Laguna Beach homeowner Thomas B. Pitcher was delighted Friday by a U.S. Supreme Court ruling that limited the California Coastal Commission's authority to require public access to private beaches.
"People were struggling to save their castles and here was a public agency telling them they can't do it," Pitcher said. "It (the court decision) should have come."
To Pitcher and other beachfront residents, the state commission and county planners have gone overboard in forcing them to provide public stairs or walkways whenever they built a tennis court, added a seawall or remodeled their homes.
At commission hearings, "it's been nothing but a parade of new homeowners trying to put a roof on their homes and just getting squashed by the staff. You'd be embarrassed," said Pitcher, an attorney who lives in the exclusive gate-guarded community of Irvine Cove.
After Friday's ruling, the commission's stance will probably have to change, he and local land-use attorneys said.
The court's 5-4 ruling overturned a decision by state officials requiring a Ventura couple with beachfront property to grant public access to the beach in return for a building permit.
"I agree with (the Supreme Court's) decision. It should not be a blackmail situation," said Dani Ratkelis, who had to build a stairway from Pacific Coast Highway to the beach below Camel Point in South Laguna to get a building permit for her house. Also lauding Friday's decision was state Sen. Marian Bergeson (R-Newport Beach), whose Local Government Committee plans to hold a hearing Aug. 15 on public access and private property rights.

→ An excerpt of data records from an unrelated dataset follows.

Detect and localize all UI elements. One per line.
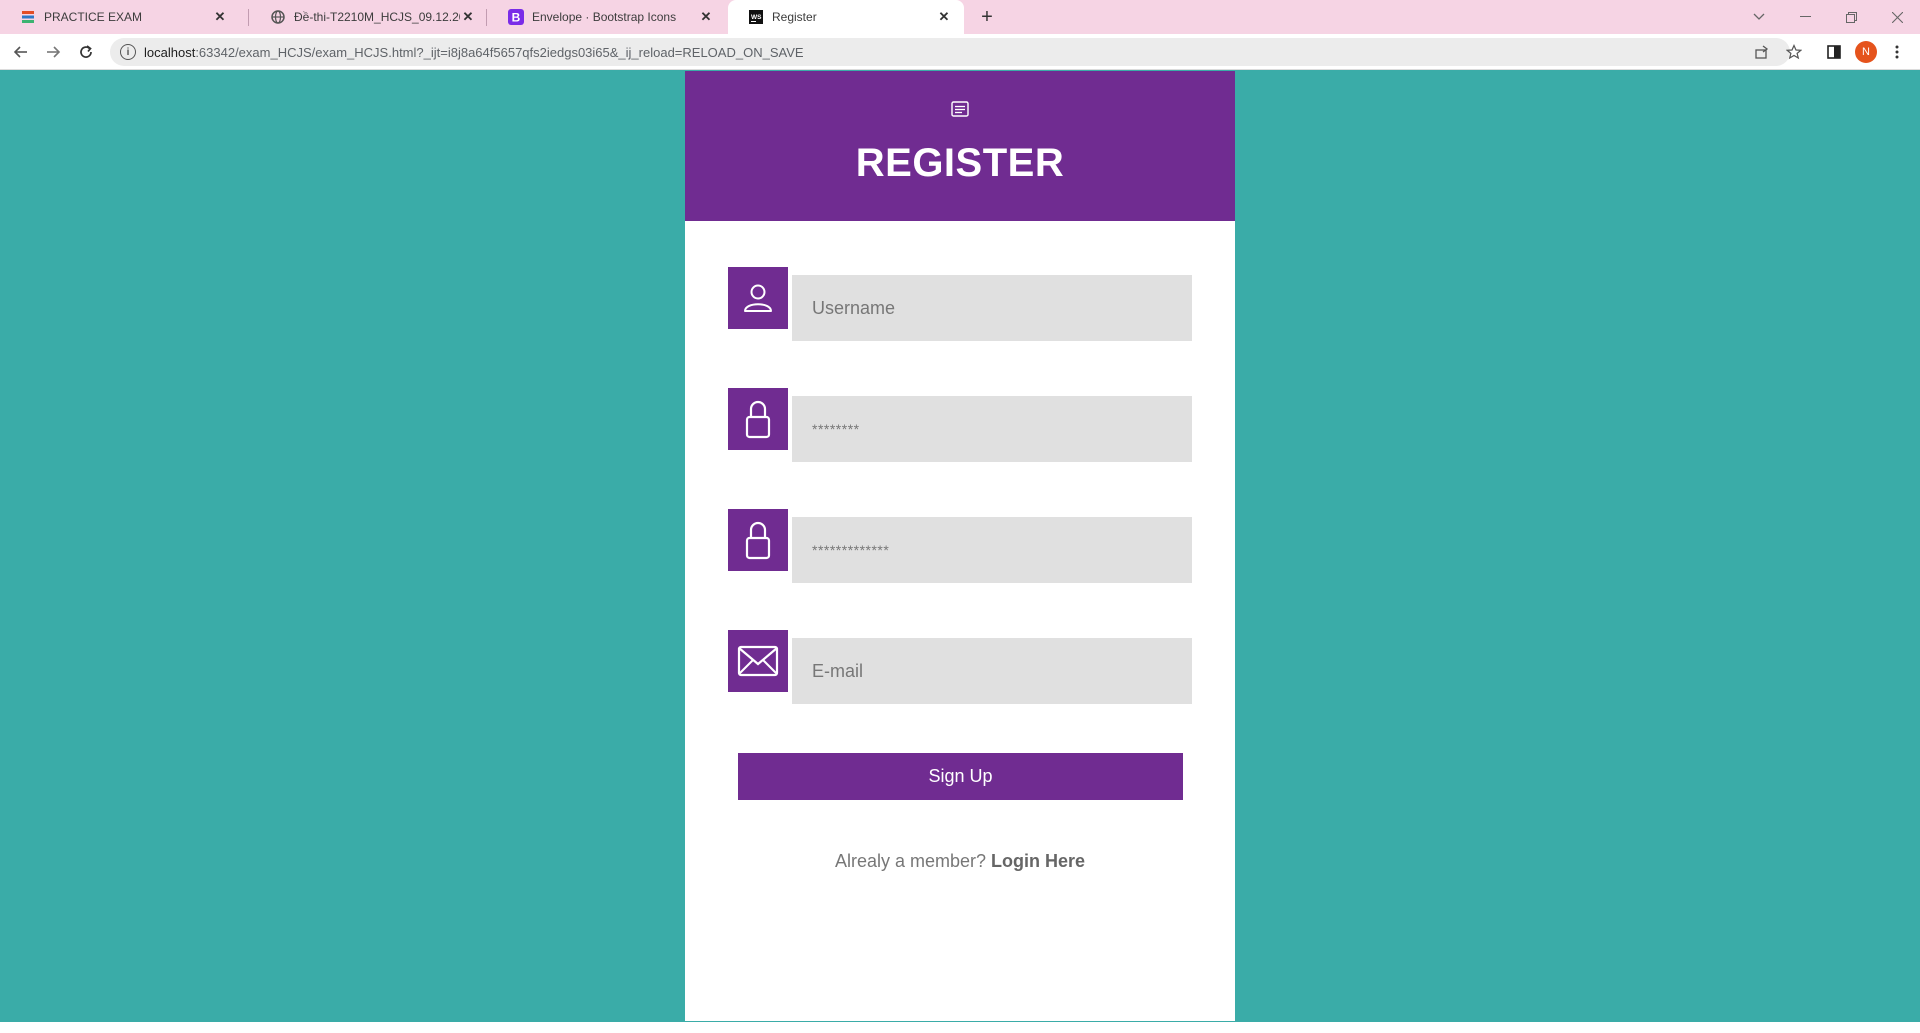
svg-text:WS: WS [751, 14, 762, 21]
reload-icon [80, 45, 92, 58]
member-text: Alrealy a member? [834, 851, 992, 871]
signup-button[interactable]: Sign Up [738, 753, 1183, 800]
globe-icon [270, 9, 286, 25]
minimize-button[interactable] [1782, 0, 1828, 34]
login-prompt: Alrealy a member? Login Here [685, 851, 1235, 872]
card-text-icon [951, 101, 969, 117]
login-link[interactable]: Login Here [991, 851, 1085, 871]
url-path: :63342/exam_HCJS/exam_HCJS.html?_ijt=i8j… [195, 44, 804, 60]
email-input[interactable] [792, 638, 1192, 704]
bookmark-star-icon[interactable] [1782, 40, 1806, 64]
forward-button[interactable] [41, 40, 65, 64]
register-card: REGISTER Sign Up Alrealy [685, 71, 1235, 1021]
bootstrap-logo-icon: B [508, 9, 524, 25]
browser-toolbar: i localhost:63342/exam_HCJS/exam_HCJS.ht… [0, 34, 1920, 70]
lock-icon [728, 388, 788, 450]
reload-button[interactable] [74, 40, 98, 64]
tab-title: Envelope · Bootstrap Icons [532, 10, 677, 24]
close-window-button[interactable] [1874, 0, 1920, 34]
username-input[interactable] [792, 275, 1192, 341]
tab-practice-exam[interactable]: PRACTICE EXAM ✕ [0, 0, 240, 34]
app-logo-icon [20, 9, 36, 25]
person-icon [728, 267, 788, 329]
tab-envelope-bootstrap[interactable]: B Envelope · Bootstrap Icons ✕ [488, 0, 726, 34]
card-header: REGISTER [685, 71, 1235, 221]
close-icon[interactable]: ✕ [460, 9, 476, 25]
arrow-left-icon [13, 46, 27, 58]
restore-button[interactable] [1828, 0, 1874, 34]
page-title: REGISTER [855, 141, 1065, 185]
tab-register[interactable]: WS Register ✕ [728, 0, 964, 34]
confirm-password-input[interactable] [792, 517, 1192, 583]
webstorm-logo-icon: WS [748, 9, 764, 25]
tab-divider [486, 9, 487, 26]
arrow-right-icon [47, 46, 61, 58]
tab-title: Register [772, 10, 817, 24]
tab-title: Đề-thi-T2210M_HCJS_09.12.2022 [294, 10, 460, 24]
tab-divider [248, 9, 249, 26]
share-icon[interactable] [1750, 40, 1774, 64]
new-tab-button[interactable]: + [976, 6, 998, 28]
page-bottom-edge [0, 1022, 1920, 1033]
site-info-icon[interactable]: i [120, 44, 136, 60]
menu-dots-icon[interactable] [1885, 40, 1909, 64]
close-icon[interactable]: ✕ [698, 9, 714, 25]
address-bar[interactable]: i localhost:63342/exam_HCJS/exam_HCJS.ht… [110, 38, 1790, 66]
envelope-icon [728, 630, 788, 692]
tab-search-icon[interactable] [1736, 0, 1782, 34]
password-input[interactable] [792, 396, 1192, 462]
tab-title: PRACTICE EXAM [44, 10, 143, 24]
close-icon[interactable]: ✕ [936, 9, 952, 25]
browser-tab-bar: PRACTICE EXAM ✕ Đề-thi-T2210M_HCJS_09.12… [0, 0, 1920, 34]
side-panel-icon[interactable] [1822, 40, 1846, 64]
svg-text:B: B [512, 11, 521, 25]
tab-de-thi[interactable]: Đề-thi-T2210M_HCJS_09.12.2022 ✕ [250, 0, 488, 34]
url-host: localhost [144, 44, 196, 60]
lock-icon [728, 509, 788, 571]
close-icon[interactable]: ✕ [212, 9, 228, 25]
profile-avatar[interactable]: N [1855, 41, 1877, 63]
back-button[interactable] [9, 40, 33, 64]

Too often, Coastal Commission demands for public access have "become extortive in nature," Bergeson said.
Her office has received many complaints from "people who were treated badly (by the commission) if they asked to improve their property," she said.
In Emerald Bay, another gate-guarded community in Laguna Beach, the homeowners' association gave up its efforts to build a tennis court because the commission had demanded public access as the price for a building permit, Bergeson noted.
There is a balance between public recreation needs and private property rights, she said, but often "we have seen abuses" by the commission.
Too often, property owners have lost their privacy and faced liability problems when the general public was allowed to "tramp through their property," Bergeson said. She said she hoped Friday's high court ruling would stop those abuses.
Along Orange County's 42 miles of oceanfront, 12.7 miles of coastal land are privately owned.
Some of those private beaches are accessible by simply walking along the sand from a public beach, said Grace Sekida, who handles coastal access issues for the Orange County Planning Department, but "some are in coved areas or gated communities where there's no way to get to public tidelands except with a vertical easement."
With Friday's ruling, such an easement will probably no longer be required when property owners build a seawall or add a second story to their home, Orange County officials said.
"In terms of public access, it's a new constraint," said John Griset, deputy county counsel for Orange County. "The project itself is going to have to demonstrate that it has caused a problem, a blockage of public access."
For nearly six years, a group of Orange County homeowners known as "the Capistrano 13" have fought with the state Coastal Commission and Orange County over beach access. In 1980, 13 homeowners along Beach Road in Capistrano Bay rebuilt their seawalls to protect their homes during storms.
The Coastal Commission demanded that they provide beach access in return for permits to build the walls. In 1981, the state attorney general sued them, seeking $10,000 from each defendant, plus $1,000 a day for every day the seawalls remained intact.
About two months ago, the homeowners "made peace with the Coastal Commission" and allowed some access across the beach, said their attorney, Charles E. Greenberg of Long Beach.
Greenberg said he did not know if the Supreme Court ruling would be retroactive, but he said he thought the Capistrano Beach 13 would probably not be affected by it.
But, he said, when any other beachfront homeowner "decides to come in for a permit for a second story of a house, the Coastal Commission or the county probably will not be able to require the dedication of the easement."
Until now, Greenberg said, "the Coastal Commission has been applying access provisions on just about anything a homeowners' association wanted to do. If they built a little clubhouse or widened the street from 12 to 20 feet--anything that constituted a new development--the commission required access.
"Now, (access) will be a lot more limited," said Greenberg, who represents about eight beachfront homeowners' associations in Orange County.
Many homeowners' associations have delayed making improvements because of the commission's stance, but now they will be able to consider remodeling their property, Greenberg said.
Times staff writer Lynn Smith contributed to this story.